Customers do not care about unit tests. They care about getting a working product, on time and on budget. You can argue all you like that unit tests help to deliver that, but in my experience they are worthless. They just weigh too heavily on your resources towards the end of the project. You have a deadline, a project to deliver, and you are running a business, not some undergrad crap in college.
Unit tests do not work in the real world. In theoretical project world, your schedule would always be reasonable, and you would not be rushing at the end to cram in just-one-more-feature or fix some stupid issue that only occurs when they deploy it on Windows Server with service pack 1 with mcaffee version 5.4.33 and a pink elephant in the room. In reality, projects don't work that way. They never work that way.
This article conveys my feelings better than I could. I encourage everyone who has either voluntarily drank the unit-testing kool-aid or had it rammed down their throats to read it.
http://blogs.msdn.com/cashto/archive/2009/03/31/it-s-ok-not-to-write-unit-tests.aspx
I can think of a very few specific situations where you might want to use them, but my default is to reject them. Someone would have to prove to me, conclusively, why they would be good in a particular case, and explain to me why they won't become an unbearable burden at the end. I won't waste my time with them otherwise.
Admin
captcha paratus: It's a Latin bird.
Admin
But you just did (???)
So what's your point?
I'm currently working with a project of several hundred java developers, not counting systems engineers and mechanical engineers. Just because "it's java" doesn't mean it validates a generalization or that "it is a failure".
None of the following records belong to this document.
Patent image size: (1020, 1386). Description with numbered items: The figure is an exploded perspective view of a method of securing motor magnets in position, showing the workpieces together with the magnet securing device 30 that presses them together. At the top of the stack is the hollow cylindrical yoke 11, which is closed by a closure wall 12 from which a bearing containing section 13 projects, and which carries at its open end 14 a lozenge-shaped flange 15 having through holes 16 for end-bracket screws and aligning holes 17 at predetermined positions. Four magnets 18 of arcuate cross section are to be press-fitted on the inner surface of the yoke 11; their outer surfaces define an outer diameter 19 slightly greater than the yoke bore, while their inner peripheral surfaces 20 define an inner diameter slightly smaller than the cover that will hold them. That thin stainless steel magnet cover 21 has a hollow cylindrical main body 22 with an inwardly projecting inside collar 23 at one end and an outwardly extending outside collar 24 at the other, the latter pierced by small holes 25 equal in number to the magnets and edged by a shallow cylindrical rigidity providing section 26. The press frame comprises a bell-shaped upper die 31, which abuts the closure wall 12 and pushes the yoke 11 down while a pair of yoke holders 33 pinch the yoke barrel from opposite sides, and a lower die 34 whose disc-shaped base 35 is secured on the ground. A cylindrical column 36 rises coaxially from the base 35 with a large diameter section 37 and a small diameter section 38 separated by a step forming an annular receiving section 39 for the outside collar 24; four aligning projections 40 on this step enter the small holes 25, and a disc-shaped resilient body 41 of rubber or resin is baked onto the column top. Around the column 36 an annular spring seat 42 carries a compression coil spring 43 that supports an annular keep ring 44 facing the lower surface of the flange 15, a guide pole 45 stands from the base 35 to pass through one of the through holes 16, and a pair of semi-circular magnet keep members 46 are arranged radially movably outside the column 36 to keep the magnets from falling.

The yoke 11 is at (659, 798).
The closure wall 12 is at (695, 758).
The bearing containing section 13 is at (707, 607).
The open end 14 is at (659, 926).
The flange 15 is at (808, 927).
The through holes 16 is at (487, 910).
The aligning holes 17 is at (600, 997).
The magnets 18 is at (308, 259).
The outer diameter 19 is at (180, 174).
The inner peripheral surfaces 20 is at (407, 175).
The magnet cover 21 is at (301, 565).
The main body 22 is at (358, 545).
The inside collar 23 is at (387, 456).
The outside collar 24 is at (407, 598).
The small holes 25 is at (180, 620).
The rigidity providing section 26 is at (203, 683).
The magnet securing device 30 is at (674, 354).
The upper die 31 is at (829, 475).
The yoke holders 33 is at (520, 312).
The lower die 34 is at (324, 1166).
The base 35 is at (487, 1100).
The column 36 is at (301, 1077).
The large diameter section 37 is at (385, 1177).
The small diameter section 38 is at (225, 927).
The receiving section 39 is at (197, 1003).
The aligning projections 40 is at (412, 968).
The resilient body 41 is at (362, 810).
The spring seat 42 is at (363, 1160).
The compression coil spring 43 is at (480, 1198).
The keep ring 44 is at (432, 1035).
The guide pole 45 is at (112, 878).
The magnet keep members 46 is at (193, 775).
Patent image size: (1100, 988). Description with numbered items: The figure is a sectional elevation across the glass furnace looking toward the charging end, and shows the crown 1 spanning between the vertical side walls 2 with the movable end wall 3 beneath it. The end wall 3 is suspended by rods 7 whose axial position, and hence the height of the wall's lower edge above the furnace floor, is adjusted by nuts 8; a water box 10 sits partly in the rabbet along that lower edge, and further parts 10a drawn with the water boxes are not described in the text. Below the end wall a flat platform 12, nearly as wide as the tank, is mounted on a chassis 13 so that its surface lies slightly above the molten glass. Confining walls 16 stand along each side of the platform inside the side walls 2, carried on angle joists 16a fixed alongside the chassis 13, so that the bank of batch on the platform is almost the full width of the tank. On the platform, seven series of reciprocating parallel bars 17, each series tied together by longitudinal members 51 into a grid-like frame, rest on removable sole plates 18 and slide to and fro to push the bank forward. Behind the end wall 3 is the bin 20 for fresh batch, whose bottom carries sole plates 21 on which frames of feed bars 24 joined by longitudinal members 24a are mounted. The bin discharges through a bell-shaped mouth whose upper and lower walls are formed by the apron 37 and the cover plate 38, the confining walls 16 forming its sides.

Yes, and I know that some DoD projects are kept small because of strategic reasons. But not all such projects are the same (so I still fail to see your point.)
Still a generalization is a generalization.
Then why do you complain about my reply to your generalization? What else did you expect? As Chris Rock would say "whatcha want? a cookie?"
Seriously, you don't want that type of reply, then don't generalize. Don't want your post to be called a silly generalization, then don't post a silly generalization. You seem like an intelligent individual, I'm certain you can elaborate you post better.
Fragile e-motions aside, it is really that simple.
After seeing your second reply (and the elaboration of your work experience), I don't doubt you know your shit, but it begs the question then why would you make a blanket generalization of the "300 developers = failure, run to the hills and away from the legacy" type in the first place.
My response is perfect for THAT SPECIFIC post. You can try to paint my response to you as a strawman as well, or you can try to elaborate your point better next time.
Admin
Unit tests find the kind of problems that people who are smart enough to write unit tests don't make.
Admin
The Real WTF is that a consultant is paid a big stash of cash to introduce a new methodology, and get buy in from developers -- fails to do so, and fails to notice that this is his fault.
If all the people in a swimming class drown, the instructor should get the blame. He can't just say "they were too stubborn to learn".
Of course people have a tendency to be set in their ways.
YOU'RE BEING PAID TO CHANGE THAT. DO YOUR DAMN JOB.